Cream of Tartar is the common name for potassium hydrogen tartrate. This white odorless powder is an important byproduct of wine manufacturing. Cream of Tartar is commonly used in cooking and also for cleaning. Cream of Tartar powder is now available in any supermarket. It is an acid salt found as sediments in the barrels used for fermenting wine. Cream of tartar is produced from argols which are formed on the inner walls of Wine Vats during fermentation. A torch is used remove the argols which are then dried and baked in a furnace at 900 degrees and then ground to a powder followed by treatment with Sulfuric acid and carbonate and finally with carbon to remove any color.
The history of Cream of Tartar dates back to 7000 years. Traces of calcium tartrate sediments was found in a wine making jar discovered in the ruins of a village in northern Iran. The modern process for manufacturing Cream of Tartar was developed by the Swedish chemist CW Scheele in 1769. Later the properties of Cream of Tartar was discovered by Jean Baptiste Biot in 1832. The powder has the property of rotating polarized light. Apart from that, Cream of Tartar burns into a blue flame indicating the presence of high potassium content in the salt. The uses and process of preparing the Cream of Tartar was further perfected in French cuisine.

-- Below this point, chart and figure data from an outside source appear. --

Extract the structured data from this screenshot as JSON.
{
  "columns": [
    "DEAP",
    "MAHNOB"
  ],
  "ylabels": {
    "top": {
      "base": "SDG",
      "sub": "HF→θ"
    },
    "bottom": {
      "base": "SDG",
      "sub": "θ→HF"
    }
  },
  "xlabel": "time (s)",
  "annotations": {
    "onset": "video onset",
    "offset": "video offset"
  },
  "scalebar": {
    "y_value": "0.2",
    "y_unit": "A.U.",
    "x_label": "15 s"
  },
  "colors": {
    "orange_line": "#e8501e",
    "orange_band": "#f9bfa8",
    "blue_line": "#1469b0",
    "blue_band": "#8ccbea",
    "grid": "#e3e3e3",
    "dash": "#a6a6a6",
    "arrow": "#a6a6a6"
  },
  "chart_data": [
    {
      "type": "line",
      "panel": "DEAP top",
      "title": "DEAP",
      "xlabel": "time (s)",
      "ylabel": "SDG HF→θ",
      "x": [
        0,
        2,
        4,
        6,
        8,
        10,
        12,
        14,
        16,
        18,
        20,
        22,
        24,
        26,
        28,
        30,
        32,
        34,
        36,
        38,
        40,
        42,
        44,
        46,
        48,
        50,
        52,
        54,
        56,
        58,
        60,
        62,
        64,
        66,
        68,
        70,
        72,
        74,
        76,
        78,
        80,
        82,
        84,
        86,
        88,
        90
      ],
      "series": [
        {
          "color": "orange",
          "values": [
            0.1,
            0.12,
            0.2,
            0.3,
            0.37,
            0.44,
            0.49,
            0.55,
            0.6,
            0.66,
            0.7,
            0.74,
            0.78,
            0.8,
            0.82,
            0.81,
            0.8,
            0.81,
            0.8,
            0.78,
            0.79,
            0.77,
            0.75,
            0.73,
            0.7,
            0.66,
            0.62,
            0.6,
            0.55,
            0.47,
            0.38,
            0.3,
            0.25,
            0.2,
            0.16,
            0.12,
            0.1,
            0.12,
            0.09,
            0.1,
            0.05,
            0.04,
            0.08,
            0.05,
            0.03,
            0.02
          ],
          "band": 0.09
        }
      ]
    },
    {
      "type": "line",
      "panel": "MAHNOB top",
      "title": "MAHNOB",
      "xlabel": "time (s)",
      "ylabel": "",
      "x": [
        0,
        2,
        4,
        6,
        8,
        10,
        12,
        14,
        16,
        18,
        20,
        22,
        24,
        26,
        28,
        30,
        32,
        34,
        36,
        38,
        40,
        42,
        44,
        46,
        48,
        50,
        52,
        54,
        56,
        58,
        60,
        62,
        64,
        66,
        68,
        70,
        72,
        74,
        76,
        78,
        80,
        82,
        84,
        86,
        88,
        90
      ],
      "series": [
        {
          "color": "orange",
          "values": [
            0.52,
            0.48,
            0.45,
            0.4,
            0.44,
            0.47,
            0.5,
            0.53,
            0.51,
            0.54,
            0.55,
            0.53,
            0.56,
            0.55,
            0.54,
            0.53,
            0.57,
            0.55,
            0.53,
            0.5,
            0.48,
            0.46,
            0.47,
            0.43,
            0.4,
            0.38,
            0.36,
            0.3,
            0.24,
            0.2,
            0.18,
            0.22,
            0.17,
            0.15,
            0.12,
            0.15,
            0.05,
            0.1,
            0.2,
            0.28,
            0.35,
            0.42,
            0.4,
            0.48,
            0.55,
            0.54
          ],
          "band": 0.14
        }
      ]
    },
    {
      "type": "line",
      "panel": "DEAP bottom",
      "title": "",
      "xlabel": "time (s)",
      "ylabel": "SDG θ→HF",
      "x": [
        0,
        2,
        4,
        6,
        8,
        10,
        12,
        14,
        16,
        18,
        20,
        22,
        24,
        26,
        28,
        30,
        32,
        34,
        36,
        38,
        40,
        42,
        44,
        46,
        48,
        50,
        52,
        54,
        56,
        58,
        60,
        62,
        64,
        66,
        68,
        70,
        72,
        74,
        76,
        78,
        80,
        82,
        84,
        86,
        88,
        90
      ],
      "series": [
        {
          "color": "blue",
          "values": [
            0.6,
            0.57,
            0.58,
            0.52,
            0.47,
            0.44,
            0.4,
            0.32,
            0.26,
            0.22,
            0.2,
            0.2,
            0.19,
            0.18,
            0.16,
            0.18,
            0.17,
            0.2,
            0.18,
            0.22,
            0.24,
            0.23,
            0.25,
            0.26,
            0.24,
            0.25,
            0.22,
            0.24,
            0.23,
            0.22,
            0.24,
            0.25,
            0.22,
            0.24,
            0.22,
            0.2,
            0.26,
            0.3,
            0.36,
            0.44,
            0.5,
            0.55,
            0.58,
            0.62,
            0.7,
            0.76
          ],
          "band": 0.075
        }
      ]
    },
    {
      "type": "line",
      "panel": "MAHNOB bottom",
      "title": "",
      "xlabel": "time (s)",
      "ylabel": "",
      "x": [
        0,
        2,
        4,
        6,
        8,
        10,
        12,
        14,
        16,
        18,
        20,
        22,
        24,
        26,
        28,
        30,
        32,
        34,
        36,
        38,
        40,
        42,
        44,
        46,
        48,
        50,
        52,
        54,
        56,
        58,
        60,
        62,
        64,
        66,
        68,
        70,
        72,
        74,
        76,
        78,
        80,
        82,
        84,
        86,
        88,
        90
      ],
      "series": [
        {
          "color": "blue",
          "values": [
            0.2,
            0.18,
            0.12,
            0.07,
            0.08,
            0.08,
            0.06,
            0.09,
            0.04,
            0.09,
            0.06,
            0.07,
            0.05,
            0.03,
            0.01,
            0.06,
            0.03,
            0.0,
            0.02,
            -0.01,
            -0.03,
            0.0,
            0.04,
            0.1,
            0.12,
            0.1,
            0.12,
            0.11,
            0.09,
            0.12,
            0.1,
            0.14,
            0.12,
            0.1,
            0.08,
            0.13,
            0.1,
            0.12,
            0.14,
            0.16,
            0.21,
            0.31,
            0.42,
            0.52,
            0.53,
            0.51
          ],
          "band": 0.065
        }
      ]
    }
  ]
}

Potassium bitartrate crystallizes on the walls of the wine barrels. The crude form also known as beeswing are scrapped off from the walls of the barrels. The scrapped wet tartrate is then dried open and later allowed to be baked in a hot blazing furnace at very high temperatures(800-900 degree Celsius) . After the completion of heating process, the hardened sediments are then purified and grounded to obtain a white powder. One portion of the powder is mixed with sulphuric acid whereas the other half is mixed with carbonate soda. Both the mixtures are blended together and this process produces the colorless powder of Cream of Tartar. Carbon block is used to remove odor of wine from the Cream of Tartar.
Cream of Tartar has multiple uses in food making and household purposes. It is commonly misunderstood with sodium acid pyrophosphate because of its similar function as a baking powder.